Tanto premesso, chiede se possa beneficiare delle detrazioni fiscali di cui all’articolo 119 del decreto legge 19 maggio 2020, n. 34 (c.d. Superbonus) nei limiti previsti dal comma 10- bis) del medesimo articolo 119, atteso che, a seguito dei lavori di ristrutturazione il titolo autorizzativo dei lavori prevede, a fine lavori, il cambio di destinazione d’uso della struttura ad attività socio-sanitaria (categoria catastale B/1).
Ai fini dell’applicazione delle disposizioni sopra citate, occorre far riferimento alla situazione esistente all’inizio dei lavori e non a quella risultante al termine degli stessi in applicazione del principio confermato, da ultimo, con la citata circolare n. 30/E del 2020, secondo il quale è possibile applicare i limiti indicati nel citato comma 10- bis dell’articolo 119 del decreto Rilancio qualora gli immobili oggetto degli interventi appartengano alle categorie catastali indicate nella norma prima dell’inizio dei lavori.
Ciò comporta che, nel caso in esame, l’ Istante non potrà avvalersi della peculiare modalità di calcolo dei limiti di spesa ammessi al Superbonus, disciplinata dal citato comma 10- bis dell’articolo 119 del decreto Rilancio per gli interventi che intende effettuare, atteso che il cambio di destinazione d’uso della struttura ad attività socio-sanitaria, (da categoria catastale D/2 a categoria B/1 o B/2) avverrà solo alla fine dei lavori.
Resta fermo, tuttavia, che in presenza di ogni altra condizione ed adempimento richiesti dalla norma, l’ Istante potrà avvalersi del Superbonus sulla base dei criteri di cui al citato comma 9, lettera d-bis), dell’articolo 119 del decreto Rilancio e alle condizioni sopra richiamate ed accedere delle disposizioni previste dall’articolo 121 del medesimo decreto Rilancio.

 

Conversione decreto Semplificazioni: disposizioni in materia di Terzo settore

A seguito dell’approvazione definitiva da parte del Senato del ddl n. 2681, di conversione, con modificazioni, del decreto-legge n. 73/2022, recante misure urgenti in materia di semplificazioni fiscali e di rilascio del nulla osta al lavoro, Tesoreria dello Stato e ulteriori disposizioni finanziarie e sociali, si forniscono di seguito le disposizioni in materia di Terzo settore (Senato – Comunicato 02 agosto 2022).
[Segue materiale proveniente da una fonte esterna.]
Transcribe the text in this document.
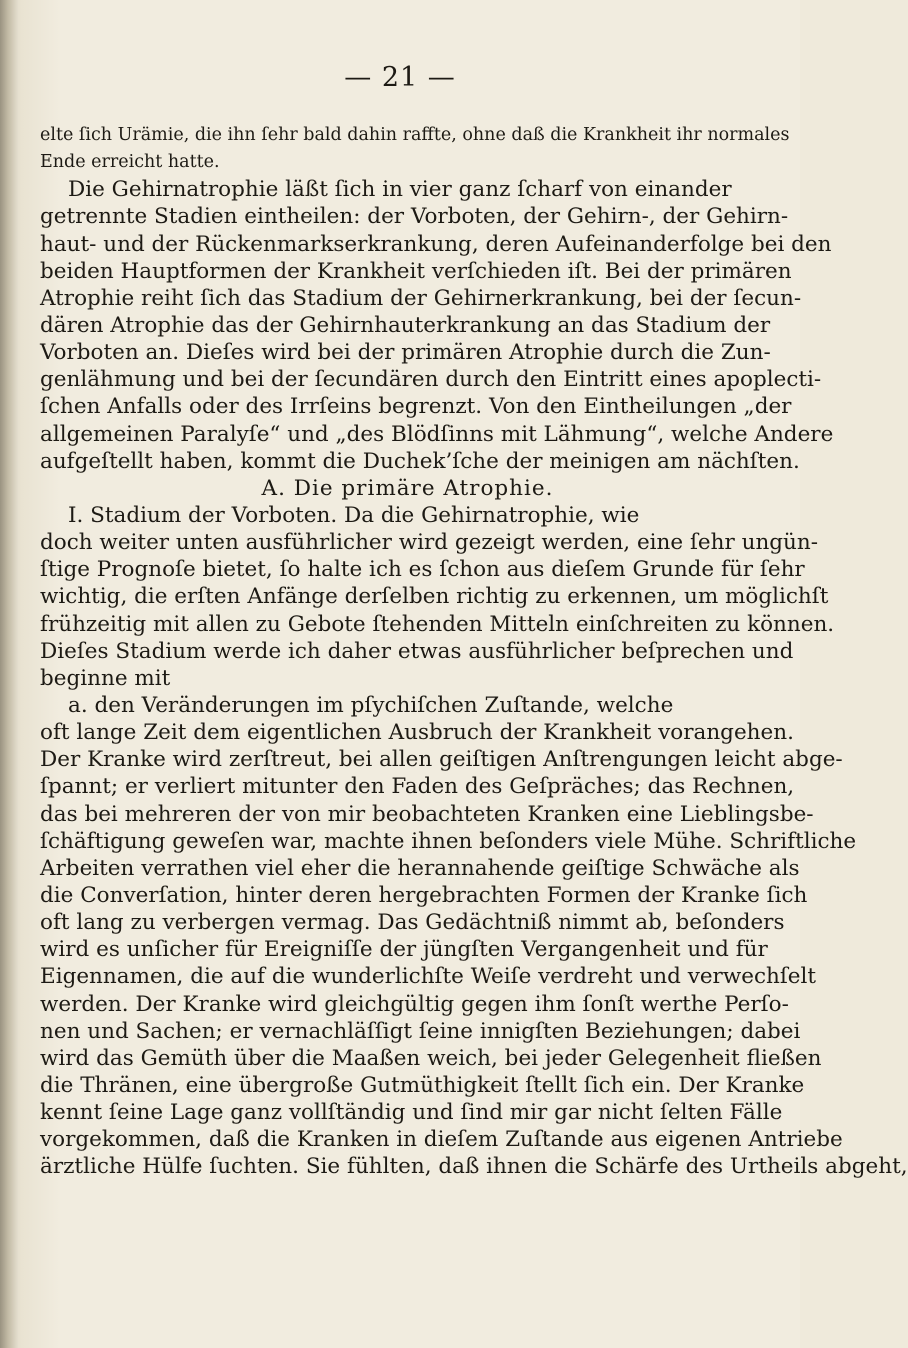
— 21 —
elte ſich Urämie, die ihn ſehr bald dahin raffte, ohne daß die Krankheit ihr normales
Ende erreicht hatte.
Die Gehirnatrophie läßt ſich in vier ganz ſcharf von einander
getrennte Stadien eintheilen: der Vorboten, der Gehirn-, der Gehirn-
haut- und der Rückenmarkserkrankung, deren Aufeinanderfolge bei den
beiden Hauptformen der Krankheit verſchieden iſt. Bei der primären
Atrophie reiht ſich das Stadium der Gehirnerkrankung, bei der ſecun-
dären Atrophie das der Gehirnhauterkrankung an das Stadium der
Vorboten an. Dieſes wird bei der primären Atrophie durch die Zun-
genlähmung und bei der ſecundären durch den Eintritt eines apoplecti-
ſchen Anfalls oder des Irrſeins begrenzt. Von den Eintheilungen „der
allgemeinen Paralyſe“ und „des Blödſinns mit Lähmung“, welche Andere
aufgeſtellt haben, kommt die Duchek’ſche der meinigen am nächſten.
A. Die primäre Atrophie.
I. Stadium der Vorboten. Da die Gehirnatrophie, wie
doch weiter unten ausführlicher wird gezeigt werden, eine ſehr ungün-
ſtige Prognoſe bietet, ſo halte ich es ſchon aus dieſem Grunde für ſehr
wichtig, die erſten Anfänge derſelben richtig zu erkennen, um möglichſt
frühzeitig mit allen zu Gebote ſtehenden Mitteln einſchreiten zu können.
Dieſes Stadium werde ich daher etwas ausführlicher beſprechen und
beginne mit
a. den Veränderungen im pſychiſchen Zuſtande, welche
oft lange Zeit dem eigentlichen Ausbruch der Krankheit vorangehen.
Der Kranke wird zerſtreut, bei allen geiſtigen Anſtrengungen leicht abge-
ſpannt; er verliert mitunter den Faden des Geſpräches; das Rechnen,
das bei mehreren der von mir beobachteten Kranken eine Lieblingsbe-
ſchäftigung geweſen war, machte ihnen beſonders viele Mühe. Schriftliche
Arbeiten verrathen viel eher die herannahende geiſtige Schwäche als
die Converſation, hinter deren hergebrachten Formen der Kranke ſich
oft lang zu verbergen vermag. Das Gedächtniß nimmt ab, beſonders
wird es unſicher für Ereigniſſe der jüngſten Vergangenheit und für
Eigennamen, die auf die wunderlichſte Weiſe verdreht und verwechſelt
werden. Der Kranke wird gleichgültig gegen ihm ſonſt werthe Perſo-
nen und Sachen; er vernachläſſigt ſeine innigſten Beziehungen; dabei
wird das Gemüth über die Maaßen weich, bei jeder Gelegenheit fließen
die Thränen, eine übergroße Gutmüthigkeit ſtellt ſich ein. Der Kranke
kennt ſeine Lage ganz vollſtändig und ſind mir gar nicht ſelten Fälle
vorgekommen, daß die Kranken in dieſem Zuſtande aus eigenen Antriebe
ärztliche Hülfe ſuchten. Sie fühlten, daß ihnen die Schärfe des Urtheils abgeht,
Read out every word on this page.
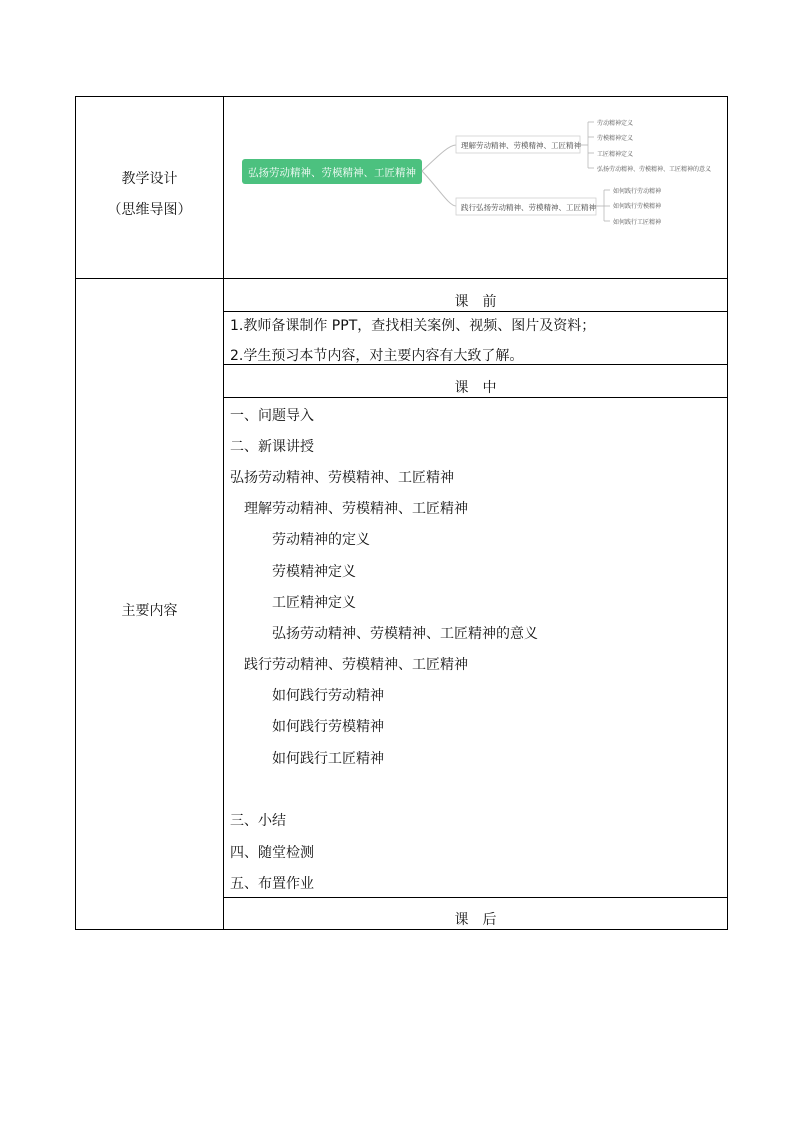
教学设计
（思维导图）
主要内容
弘扬劳动精神、劳模精神、工匠精神
理解劳动精神、劳模精神、工匠精神
践行弘扬劳动精神、劳模精神、工匠精神
劳动精神定义
劳模精神定义
工匠精神定义
弘扬劳动精神、劳模精神、工匠精神的意义
如何践行劳动精神
如何践行劳模精神
如何践行工匠精神
课　前
1.教师备课制作 PPT，查找相关案例、视频、图片及资料；
2.学生预习本节内容，对主要内容有大致了解。
课　中
一、问题导入
二、新课讲授
弘扬劳动精神、劳模精神、工匠精神
理解劳动精神、劳模精神、工匠精神
劳动精神的定义
劳模精神定义
工匠精神定义
弘扬劳动精神、劳模精神、工匠精神的意义
践行劳动精神、劳模精神、工匠精神
如何践行劳动精神
如何践行劳模精神
如何践行工匠精神
三、小结
四、随堂检测
五、布置作业
课　后
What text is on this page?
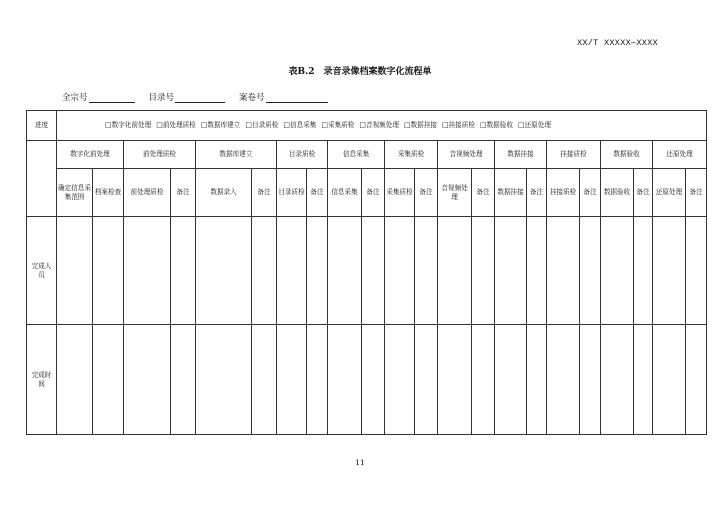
XX/T XXXXX—XXXX
表B.2　录音录像档案数字化流程单
全宗号	目录号	案卷号
进度	□ 数字化前处理 □ 前处理质检 □ 数据库建立 □ 目录质检 □ 信息采集 □ 采集质检 □ 音视频处理 □ 数据挂接 □ 挂接质检 □ 数据验收 □ 还原处理
	数字化前处理		前处理质检		数据库建立		目录质检		信息采集		采集质检		音视频处理		数据挂接		挂接质检		数据验收		还原处理	
	确定信息采集范围	档案检查	前处理质检	备注	数据录入	备注	目录质检	备注	信息采集	备注	采集质检	备注	音视频处理	备注	数据挂接	备注	挂接质检	备注	数据验收	备注	还原处理	备注
完成人员																						
完成时间																						
11
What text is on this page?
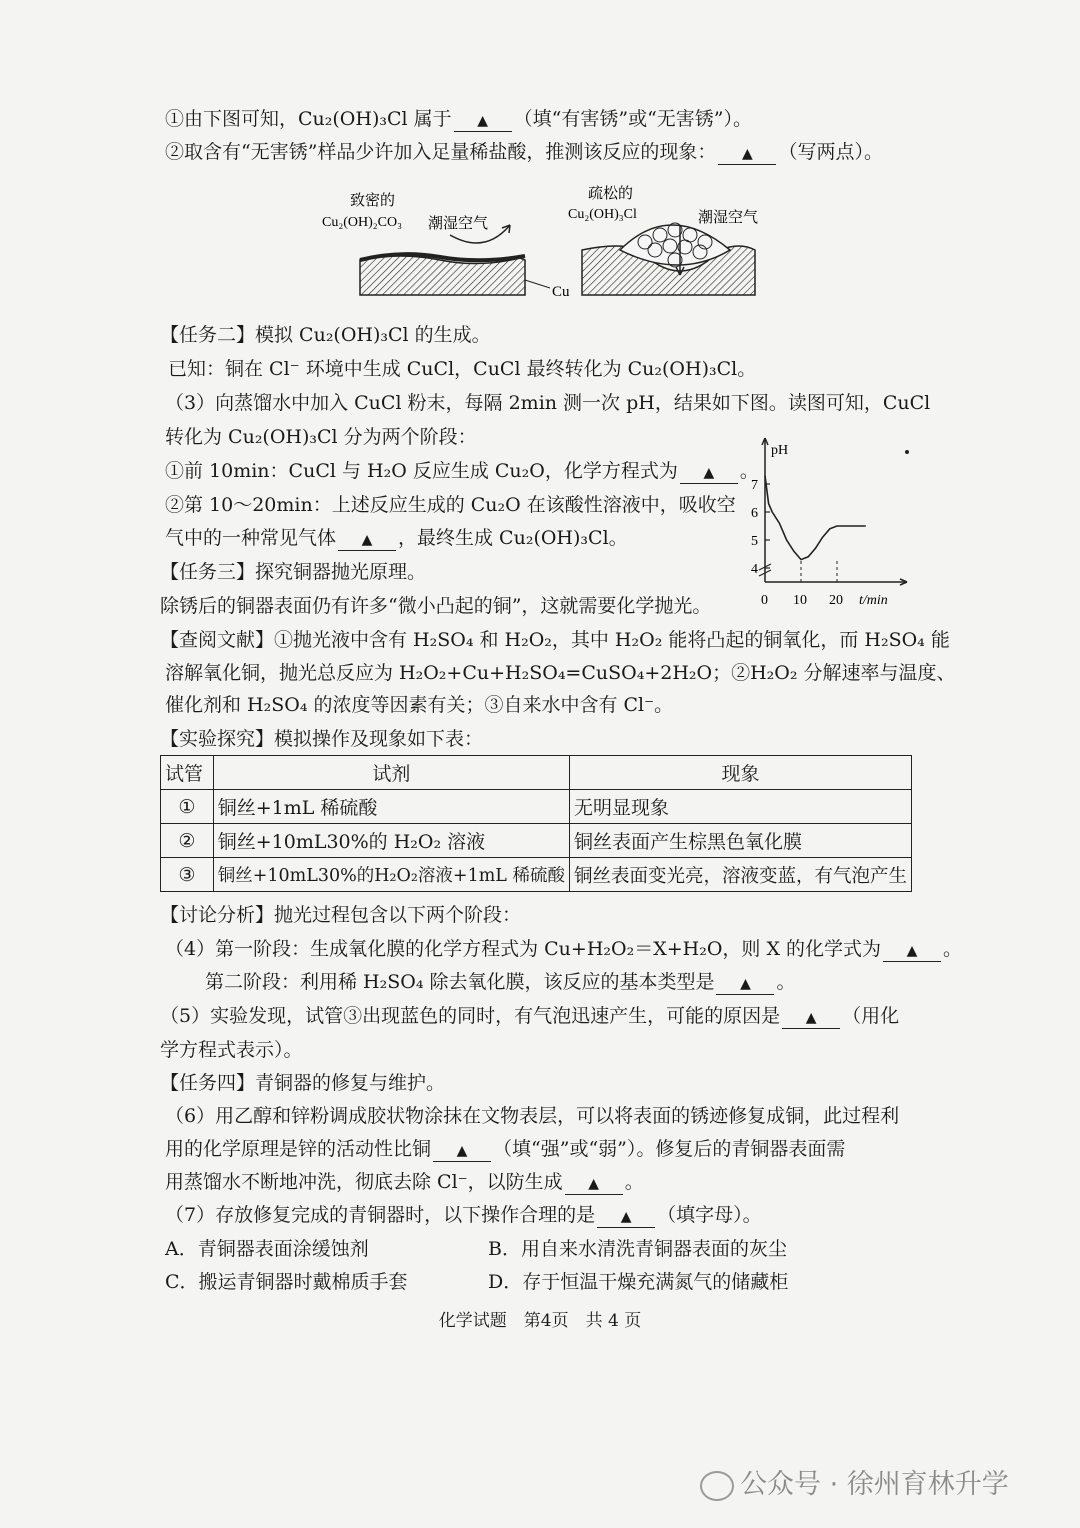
①由下图可知，Cu₂(OH)₃Cl 属于 ▲ （填“有害锈”或“无害锈”）。
②取含有“无害锈”样品少许加入足量稀盐酸，推测该反应的现象： ▲ （写两点）。
致密的
Cu₂(OH)₂CO₃ 潮湿空气
疏松的
Cu₂(OH)₃Cl	潮湿空气
Cu
【任务二】模拟 Cu₂(OH)₃Cl 的生成。
已知：铜在 Cl⁻ 环境中生成 CuCl，CuCl 最终转化为 Cu₂(OH)₃Cl。
（3）向蒸馏水中加入 CuCl 粉末，每隔 2min 测一次 pH，结果如下图。读图可知，CuCl
转化为 Cu₂(OH)₃Cl 分为两个阶段：
①前 10min：CuCl 与 H₂O 反应生成 Cu₂O，化学方程式为 ▲ 。
②第 10～20min：上述反应生成的 Cu₂O 在该酸性溶液中，吸收空
气中的一种常见气体 ▲ ，最终生成 Cu₂(OH)₃Cl。
【任务三】探究铜器抛光原理。
除锈后的铜器表面仍有许多“微小凸起的铜”，这就需要化学抛光。
pH
t/min
4
5
6
7
0 10 20
【查阅文献】①抛光液中含有 H₂SO₄ 和 H₂O₂，其中 H₂O₂ 能将凸起的铜氧化，而 H₂SO₄ 能
溶解氧化铜，抛光总反应为 H₂O₂+Cu+H₂SO₄=CuSO₄+2H₂O；②H₂O₂ 分解速率与温度、
催化剂和 H₂SO₄ 的浓度等因素有关；③自来水中含有 Cl⁻。
【实验探究】模拟操作及现象如下表：
试管	试剂	现象
①	铜丝+1mL 稀硫酸	无明显现象
②	铜丝+10mL30%的 H₂O₂ 溶液	铜丝表面产生棕黑色氧化膜
③	铜丝+10mL30%的H₂O₂溶液+1mL 稀硫酸	铜丝表面变光亮，溶液变蓝，有气泡产生
【讨论分析】抛光过程包含以下两个阶段：
（4）第一阶段：生成氧化膜的化学方程式为 Cu+H₂O₂＝X+H₂O，则 X 的化学式为 ▲ 。
第二阶段：利用稀 H₂SO₄ 除去氧化膜，该反应的基本类型是 ▲ 。
（5）实验发现，试管③出现蓝色的同时，有气泡迅速产生，可能的原因是 ▲ （用化
学方程式表示）。
【任务四】青铜器的修复与维护。
（6）用乙醇和锌粉调成胶状物涂抹在文物表层，可以将表面的锈迹修复成铜，此过程利
用的化学原理是锌的活动性比铜 ▲ （填“强”或“弱”）。修复后的青铜器表面需
用蒸馏水不断地冲洗，彻底去除 Cl⁻，以防生成 ▲ 。
（7）存放修复完成的青铜器时，以下操作合理的是 ▲ （填字母）。
A．青铜器表面涂缓蚀剂	B．用自来水清洗青铜器表面的灰尘
C．搬运青铜器时戴棉质手套	D．存于恒温干燥充满氮气的储藏柜
化学试题　第4页　共 4 页
公众号 · 徐州育林升学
La disposizione contenuta all’articolo 25-bis, aggiunta nel corso dell’esame alla Camera, introduce di fatto una sospensione del termine per il computo dei 180 giorni entro i quali gli uffici del Registro unico nazionale del Terzo settore, ricevute le informazioni contenute nei registri pre-esistenti, provvedono a richiedere agli enti già iscritti le eventuali informazioni o documenti mancanti e a verificare la sussistenza dei requisiti per l’iscrizione. Ai fini del computo di tale termine a far data dalla ricezione delle informazioni contenute nei registri antecedenti al RUNTS, si prevede infatti che non si debba tenere conto del periodo compreso tra il 1° luglio 2022 ed il 15 settembre 2022.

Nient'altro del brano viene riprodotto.